Naquele ano, 1993, a Asmare inaugurou, como o apoio da prefeitura, seu primeiro galpão de triagem de recicláveis na avenida do contorno em Belo Horizonte. Firmamos convênio com a associação e com a Mitra Arquidiocesana para o custeio da manutenção desse espaço produtivo. Reconhecemos oficialmente a importância dos catadores na manutenção da limpeza pública e o efeito econômico de sua atividade nos custos de coleta, transporte e destinação final dos resíduos gerados pela cidade. Com esse entendimento, lançamos naquela época o primeiro projeto em Minas Gerais de coleta seletiva de material reciclável, em parceria com os catadores (ANANIAS, 2008, p. 7).

Cabe destacar, aqui, que a primeira experiência de convênio entre organização de catadores e gestão municipal ocorreu de 1989 a 1992, com a COOPEMARE em São Paulo; seguida pela parceria entre a Prefeitura de Porto Alegre com os grupos de catadores organizados em tal município para o trabalho na coleta seletiva. As três parcerias supracitadas para atuação na coleta seletiva, entre Prefeituras e organizações formadas por catadores, se deram no contexto de gestões municipais exercidas por prefeitos vinculados ao PT. Sabe-se que tanto no caso de BH quanto no caso da COOPEMARE, em São Paulo, as parcerias foram descontinuadas após a troca de gestão e a relação entre catadores e municípios se modificou (2009, p. 144).

Tais primeiras experiências de convênio inspiraram a luta dos catadores em todo o Brasil, que, mais tarde, passaram a argumentar que seu trabalho, por gerar efeitos sociais, econômicos e ambientais benéficos, deveria ser subsidiado pelo poder executivo através de convênios com as secretarias de assistência social, conforme podemos ver no tópico 1.1 da Carta de Brasília, onde solicitam ao poder executivo:

Garantia de que, através de convênios e outras formas de repasse, haja destinação de recursos da assistência social para o fomento e subsídios dos empreendimentos de Catadores de Materiais Recicláveis que visem sua inclusão social por meio do trabalho (MNCR, 2001).

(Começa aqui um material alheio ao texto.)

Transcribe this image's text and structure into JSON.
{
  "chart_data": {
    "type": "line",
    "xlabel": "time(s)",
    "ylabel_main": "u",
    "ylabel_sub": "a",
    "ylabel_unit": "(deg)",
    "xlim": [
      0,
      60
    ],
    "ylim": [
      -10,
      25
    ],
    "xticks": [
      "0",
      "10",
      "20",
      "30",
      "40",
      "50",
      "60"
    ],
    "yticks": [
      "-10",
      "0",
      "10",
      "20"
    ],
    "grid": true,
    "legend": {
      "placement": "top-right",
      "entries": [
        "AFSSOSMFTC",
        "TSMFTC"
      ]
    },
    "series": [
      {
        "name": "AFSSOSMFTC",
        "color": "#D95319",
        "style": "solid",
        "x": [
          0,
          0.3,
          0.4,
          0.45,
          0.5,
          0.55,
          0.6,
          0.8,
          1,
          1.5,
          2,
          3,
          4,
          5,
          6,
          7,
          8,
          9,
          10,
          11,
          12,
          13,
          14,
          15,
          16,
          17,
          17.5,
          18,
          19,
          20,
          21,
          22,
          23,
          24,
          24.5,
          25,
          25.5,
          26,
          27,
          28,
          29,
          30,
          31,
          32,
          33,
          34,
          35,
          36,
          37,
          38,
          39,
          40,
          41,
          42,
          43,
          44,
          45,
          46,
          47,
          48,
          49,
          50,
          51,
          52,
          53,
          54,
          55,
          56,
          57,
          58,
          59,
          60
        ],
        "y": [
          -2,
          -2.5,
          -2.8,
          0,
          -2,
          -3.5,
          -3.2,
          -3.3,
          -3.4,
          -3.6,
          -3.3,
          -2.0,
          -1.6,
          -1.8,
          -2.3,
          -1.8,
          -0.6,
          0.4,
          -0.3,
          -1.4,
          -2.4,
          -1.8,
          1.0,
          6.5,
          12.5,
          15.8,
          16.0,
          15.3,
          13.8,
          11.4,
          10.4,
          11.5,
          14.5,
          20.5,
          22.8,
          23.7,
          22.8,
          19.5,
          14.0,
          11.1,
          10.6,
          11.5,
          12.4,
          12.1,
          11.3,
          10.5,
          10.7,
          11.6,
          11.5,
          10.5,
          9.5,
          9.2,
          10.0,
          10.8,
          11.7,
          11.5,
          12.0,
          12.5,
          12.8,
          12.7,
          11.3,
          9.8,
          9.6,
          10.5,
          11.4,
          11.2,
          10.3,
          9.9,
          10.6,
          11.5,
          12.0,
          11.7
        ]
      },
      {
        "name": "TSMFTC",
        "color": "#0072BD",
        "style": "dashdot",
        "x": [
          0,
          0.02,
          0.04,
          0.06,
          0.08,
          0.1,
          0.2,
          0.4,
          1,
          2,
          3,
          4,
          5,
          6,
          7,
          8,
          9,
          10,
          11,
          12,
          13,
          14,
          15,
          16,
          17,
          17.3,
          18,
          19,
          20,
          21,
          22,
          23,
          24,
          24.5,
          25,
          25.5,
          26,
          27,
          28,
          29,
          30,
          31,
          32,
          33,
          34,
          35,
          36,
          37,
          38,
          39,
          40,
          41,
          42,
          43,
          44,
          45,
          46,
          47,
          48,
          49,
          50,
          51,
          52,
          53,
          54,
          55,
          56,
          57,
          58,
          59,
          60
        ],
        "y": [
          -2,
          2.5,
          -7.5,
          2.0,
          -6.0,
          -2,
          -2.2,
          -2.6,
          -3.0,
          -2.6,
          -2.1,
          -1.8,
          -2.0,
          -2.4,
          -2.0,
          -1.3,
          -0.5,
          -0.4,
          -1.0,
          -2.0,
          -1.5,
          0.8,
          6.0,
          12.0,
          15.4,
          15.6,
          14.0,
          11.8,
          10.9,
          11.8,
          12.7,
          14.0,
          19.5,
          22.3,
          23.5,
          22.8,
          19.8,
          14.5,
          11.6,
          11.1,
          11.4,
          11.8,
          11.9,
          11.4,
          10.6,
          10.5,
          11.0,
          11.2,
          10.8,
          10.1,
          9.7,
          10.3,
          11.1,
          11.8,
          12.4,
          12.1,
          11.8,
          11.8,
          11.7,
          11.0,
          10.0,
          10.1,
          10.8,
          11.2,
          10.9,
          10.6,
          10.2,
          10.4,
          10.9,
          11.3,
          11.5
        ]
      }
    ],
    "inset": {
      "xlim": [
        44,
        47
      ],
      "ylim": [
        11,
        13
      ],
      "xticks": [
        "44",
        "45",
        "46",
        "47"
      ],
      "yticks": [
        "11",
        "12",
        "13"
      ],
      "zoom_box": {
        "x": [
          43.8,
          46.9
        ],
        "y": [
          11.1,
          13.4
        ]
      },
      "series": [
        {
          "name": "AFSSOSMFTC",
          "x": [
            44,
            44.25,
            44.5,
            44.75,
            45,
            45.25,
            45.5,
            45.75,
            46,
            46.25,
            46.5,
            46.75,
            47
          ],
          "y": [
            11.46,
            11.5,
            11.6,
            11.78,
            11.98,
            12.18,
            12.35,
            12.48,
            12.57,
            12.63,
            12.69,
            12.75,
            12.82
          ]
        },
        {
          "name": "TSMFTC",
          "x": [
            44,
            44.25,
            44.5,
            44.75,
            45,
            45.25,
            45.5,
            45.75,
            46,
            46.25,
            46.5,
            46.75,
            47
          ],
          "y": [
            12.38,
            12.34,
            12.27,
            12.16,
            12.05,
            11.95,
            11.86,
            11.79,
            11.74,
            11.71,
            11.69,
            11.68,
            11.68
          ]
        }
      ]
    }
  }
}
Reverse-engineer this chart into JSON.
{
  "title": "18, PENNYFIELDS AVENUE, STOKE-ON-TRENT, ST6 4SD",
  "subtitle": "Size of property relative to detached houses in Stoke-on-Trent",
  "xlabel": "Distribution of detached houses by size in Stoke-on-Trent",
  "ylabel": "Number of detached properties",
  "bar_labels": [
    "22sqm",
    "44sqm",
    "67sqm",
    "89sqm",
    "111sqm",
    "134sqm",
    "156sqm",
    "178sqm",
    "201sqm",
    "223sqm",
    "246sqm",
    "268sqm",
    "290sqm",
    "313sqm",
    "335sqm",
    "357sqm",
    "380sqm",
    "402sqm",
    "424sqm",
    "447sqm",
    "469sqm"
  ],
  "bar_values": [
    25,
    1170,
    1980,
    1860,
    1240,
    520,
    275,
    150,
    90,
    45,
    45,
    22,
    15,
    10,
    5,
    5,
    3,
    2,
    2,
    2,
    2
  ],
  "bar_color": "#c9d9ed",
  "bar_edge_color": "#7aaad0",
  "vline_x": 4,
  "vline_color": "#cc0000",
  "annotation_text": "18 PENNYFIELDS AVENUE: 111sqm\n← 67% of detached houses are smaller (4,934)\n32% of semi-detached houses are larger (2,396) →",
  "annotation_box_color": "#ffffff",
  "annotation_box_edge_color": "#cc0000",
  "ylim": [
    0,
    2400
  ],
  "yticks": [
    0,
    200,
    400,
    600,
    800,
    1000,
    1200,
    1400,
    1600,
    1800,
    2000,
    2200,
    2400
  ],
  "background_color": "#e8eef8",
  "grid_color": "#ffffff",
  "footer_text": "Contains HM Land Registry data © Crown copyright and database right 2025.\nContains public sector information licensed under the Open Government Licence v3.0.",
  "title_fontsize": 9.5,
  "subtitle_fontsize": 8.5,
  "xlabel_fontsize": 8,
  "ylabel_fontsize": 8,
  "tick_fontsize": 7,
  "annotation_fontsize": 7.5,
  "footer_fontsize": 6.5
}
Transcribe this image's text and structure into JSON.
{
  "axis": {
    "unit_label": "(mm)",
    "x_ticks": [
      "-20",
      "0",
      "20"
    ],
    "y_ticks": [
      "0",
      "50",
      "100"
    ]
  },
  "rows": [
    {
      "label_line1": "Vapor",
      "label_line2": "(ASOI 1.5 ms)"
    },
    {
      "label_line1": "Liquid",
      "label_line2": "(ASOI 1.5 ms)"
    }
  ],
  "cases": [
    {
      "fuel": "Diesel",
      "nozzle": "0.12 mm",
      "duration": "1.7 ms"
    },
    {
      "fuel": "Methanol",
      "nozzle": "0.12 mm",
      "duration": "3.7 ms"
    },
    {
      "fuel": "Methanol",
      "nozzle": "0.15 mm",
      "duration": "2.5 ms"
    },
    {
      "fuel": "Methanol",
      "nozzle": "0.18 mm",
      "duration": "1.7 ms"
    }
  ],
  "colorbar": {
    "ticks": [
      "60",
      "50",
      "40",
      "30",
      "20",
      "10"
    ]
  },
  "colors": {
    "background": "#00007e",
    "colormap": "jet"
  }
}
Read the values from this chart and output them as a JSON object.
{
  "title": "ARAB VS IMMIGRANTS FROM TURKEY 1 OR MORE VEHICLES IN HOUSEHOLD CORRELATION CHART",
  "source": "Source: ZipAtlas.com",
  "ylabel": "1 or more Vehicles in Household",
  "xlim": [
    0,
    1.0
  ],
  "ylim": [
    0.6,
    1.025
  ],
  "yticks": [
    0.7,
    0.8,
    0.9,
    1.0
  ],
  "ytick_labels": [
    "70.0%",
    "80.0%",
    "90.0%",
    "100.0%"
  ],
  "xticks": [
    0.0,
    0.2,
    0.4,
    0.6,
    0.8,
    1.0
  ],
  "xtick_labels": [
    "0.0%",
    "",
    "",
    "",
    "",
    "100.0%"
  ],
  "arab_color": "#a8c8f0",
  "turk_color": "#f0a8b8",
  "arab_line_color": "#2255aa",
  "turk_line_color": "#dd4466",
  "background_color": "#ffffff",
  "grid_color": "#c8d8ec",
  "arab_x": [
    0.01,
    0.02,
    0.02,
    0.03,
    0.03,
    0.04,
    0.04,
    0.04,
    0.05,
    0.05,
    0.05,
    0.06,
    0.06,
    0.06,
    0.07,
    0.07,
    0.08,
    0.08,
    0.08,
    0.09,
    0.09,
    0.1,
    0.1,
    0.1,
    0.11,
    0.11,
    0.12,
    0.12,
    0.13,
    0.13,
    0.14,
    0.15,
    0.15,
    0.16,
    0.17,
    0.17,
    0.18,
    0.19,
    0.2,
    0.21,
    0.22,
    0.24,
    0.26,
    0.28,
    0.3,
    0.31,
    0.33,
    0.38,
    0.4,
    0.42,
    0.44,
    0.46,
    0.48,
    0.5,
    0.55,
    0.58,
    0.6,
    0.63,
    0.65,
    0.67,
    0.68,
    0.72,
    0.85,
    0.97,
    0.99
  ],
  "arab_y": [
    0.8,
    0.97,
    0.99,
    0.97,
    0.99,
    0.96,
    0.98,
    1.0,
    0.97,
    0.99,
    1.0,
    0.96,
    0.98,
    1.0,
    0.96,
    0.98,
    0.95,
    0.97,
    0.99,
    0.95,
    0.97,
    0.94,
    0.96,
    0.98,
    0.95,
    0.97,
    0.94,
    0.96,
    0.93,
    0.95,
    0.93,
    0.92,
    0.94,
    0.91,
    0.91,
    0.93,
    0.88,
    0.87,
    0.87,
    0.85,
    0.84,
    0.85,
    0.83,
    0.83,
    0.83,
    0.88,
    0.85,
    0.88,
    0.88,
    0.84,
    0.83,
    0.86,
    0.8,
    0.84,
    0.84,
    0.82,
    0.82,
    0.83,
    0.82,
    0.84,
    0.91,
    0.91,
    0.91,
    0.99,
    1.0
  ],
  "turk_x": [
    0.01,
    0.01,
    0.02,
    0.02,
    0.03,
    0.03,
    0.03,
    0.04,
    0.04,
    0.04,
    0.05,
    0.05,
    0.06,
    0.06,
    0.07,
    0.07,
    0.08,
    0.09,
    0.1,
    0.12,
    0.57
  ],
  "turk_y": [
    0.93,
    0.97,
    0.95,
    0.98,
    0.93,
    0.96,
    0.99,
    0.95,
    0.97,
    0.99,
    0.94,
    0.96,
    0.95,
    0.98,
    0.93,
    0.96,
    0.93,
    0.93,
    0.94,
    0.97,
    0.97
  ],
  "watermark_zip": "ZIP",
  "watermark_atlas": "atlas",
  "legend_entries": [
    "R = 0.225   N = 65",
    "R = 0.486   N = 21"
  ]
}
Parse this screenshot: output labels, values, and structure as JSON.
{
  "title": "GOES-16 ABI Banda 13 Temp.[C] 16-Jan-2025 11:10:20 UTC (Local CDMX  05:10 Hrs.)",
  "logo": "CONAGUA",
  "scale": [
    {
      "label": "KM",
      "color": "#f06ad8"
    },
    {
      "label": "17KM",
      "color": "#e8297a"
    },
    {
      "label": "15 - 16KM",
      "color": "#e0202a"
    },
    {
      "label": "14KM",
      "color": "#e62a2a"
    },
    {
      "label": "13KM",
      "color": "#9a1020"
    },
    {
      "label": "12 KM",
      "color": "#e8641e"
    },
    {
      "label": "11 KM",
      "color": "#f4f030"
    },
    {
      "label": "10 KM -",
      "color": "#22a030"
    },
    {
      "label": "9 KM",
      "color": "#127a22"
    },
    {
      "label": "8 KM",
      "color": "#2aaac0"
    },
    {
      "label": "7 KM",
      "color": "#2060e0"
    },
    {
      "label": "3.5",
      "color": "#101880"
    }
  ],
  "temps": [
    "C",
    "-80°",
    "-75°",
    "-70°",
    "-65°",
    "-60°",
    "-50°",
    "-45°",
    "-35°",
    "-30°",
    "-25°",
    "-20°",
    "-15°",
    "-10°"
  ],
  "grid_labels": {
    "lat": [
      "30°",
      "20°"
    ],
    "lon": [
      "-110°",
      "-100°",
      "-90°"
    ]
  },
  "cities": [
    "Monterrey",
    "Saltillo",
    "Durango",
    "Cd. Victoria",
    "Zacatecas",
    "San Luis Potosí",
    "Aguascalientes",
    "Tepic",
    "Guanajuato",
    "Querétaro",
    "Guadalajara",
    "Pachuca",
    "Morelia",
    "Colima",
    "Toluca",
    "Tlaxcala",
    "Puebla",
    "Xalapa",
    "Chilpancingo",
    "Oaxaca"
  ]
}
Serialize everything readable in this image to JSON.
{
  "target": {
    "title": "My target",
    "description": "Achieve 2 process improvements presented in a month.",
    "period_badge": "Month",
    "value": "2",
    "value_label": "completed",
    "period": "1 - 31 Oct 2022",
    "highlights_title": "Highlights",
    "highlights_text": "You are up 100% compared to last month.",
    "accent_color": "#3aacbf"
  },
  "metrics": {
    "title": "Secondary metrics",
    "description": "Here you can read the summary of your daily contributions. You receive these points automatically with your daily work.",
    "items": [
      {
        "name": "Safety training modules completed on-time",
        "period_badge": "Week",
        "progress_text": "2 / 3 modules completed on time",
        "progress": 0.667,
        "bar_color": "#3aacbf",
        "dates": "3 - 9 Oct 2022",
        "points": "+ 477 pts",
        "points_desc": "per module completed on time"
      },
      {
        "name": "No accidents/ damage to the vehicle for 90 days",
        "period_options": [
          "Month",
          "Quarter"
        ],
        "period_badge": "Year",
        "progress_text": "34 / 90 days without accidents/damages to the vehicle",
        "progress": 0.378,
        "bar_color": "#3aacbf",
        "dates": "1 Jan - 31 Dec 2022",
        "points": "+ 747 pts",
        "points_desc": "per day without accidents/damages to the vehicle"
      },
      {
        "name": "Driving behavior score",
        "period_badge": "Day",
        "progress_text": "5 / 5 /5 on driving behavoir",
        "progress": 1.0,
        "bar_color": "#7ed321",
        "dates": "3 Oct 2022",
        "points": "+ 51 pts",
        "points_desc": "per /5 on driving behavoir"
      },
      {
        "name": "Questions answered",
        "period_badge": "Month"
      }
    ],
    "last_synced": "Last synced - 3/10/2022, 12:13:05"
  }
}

Embora não faça menção expressa à contratação, a leitura atenta da Carta de Brasília, principalmente dos trechos citados no início desta seção, permite perceber que o modelo de relação entre catadores e municípios na gestão de resíduos prevista na lei 12.305/2010 já estava, de forma embrionária, prevista nas reivindicações dos catadores em 2001. Modelo que será melhor explicitado posteriormente, quando falarmos mais sobre os catadores na Política Nacional de Resíduos Sólidos (PNRS).

A partir das experiências iniciais com as primeiras organizações de catadores e com a criação de novas organizações em diferentes lugares do Brasil, tais trabalhadores começaram a perceber que encontravam entraves parecidos em relação ao diálogo com as prefeituras e, assim, resolveram desenvolver uma forma de organização que pudesse transcender o nível local, articulando as diferentes associações e cooperativas de catadores estabelecidas nas diversas localidades do território brasileiro. Nesse sentido, foi criado o MNCR, bem como foi pensada como estratégia para organização em nível regional (intermunicipal) as cooperativas em segundo grau, chamadas pelos catadores de “redes”. Cabe destacar, aqui, que a organização dos movimentos em rede permite essa atuação em diferentes níveis: nacional, estadual e municipal, conforme já destacado por Scherer-Warren (2013).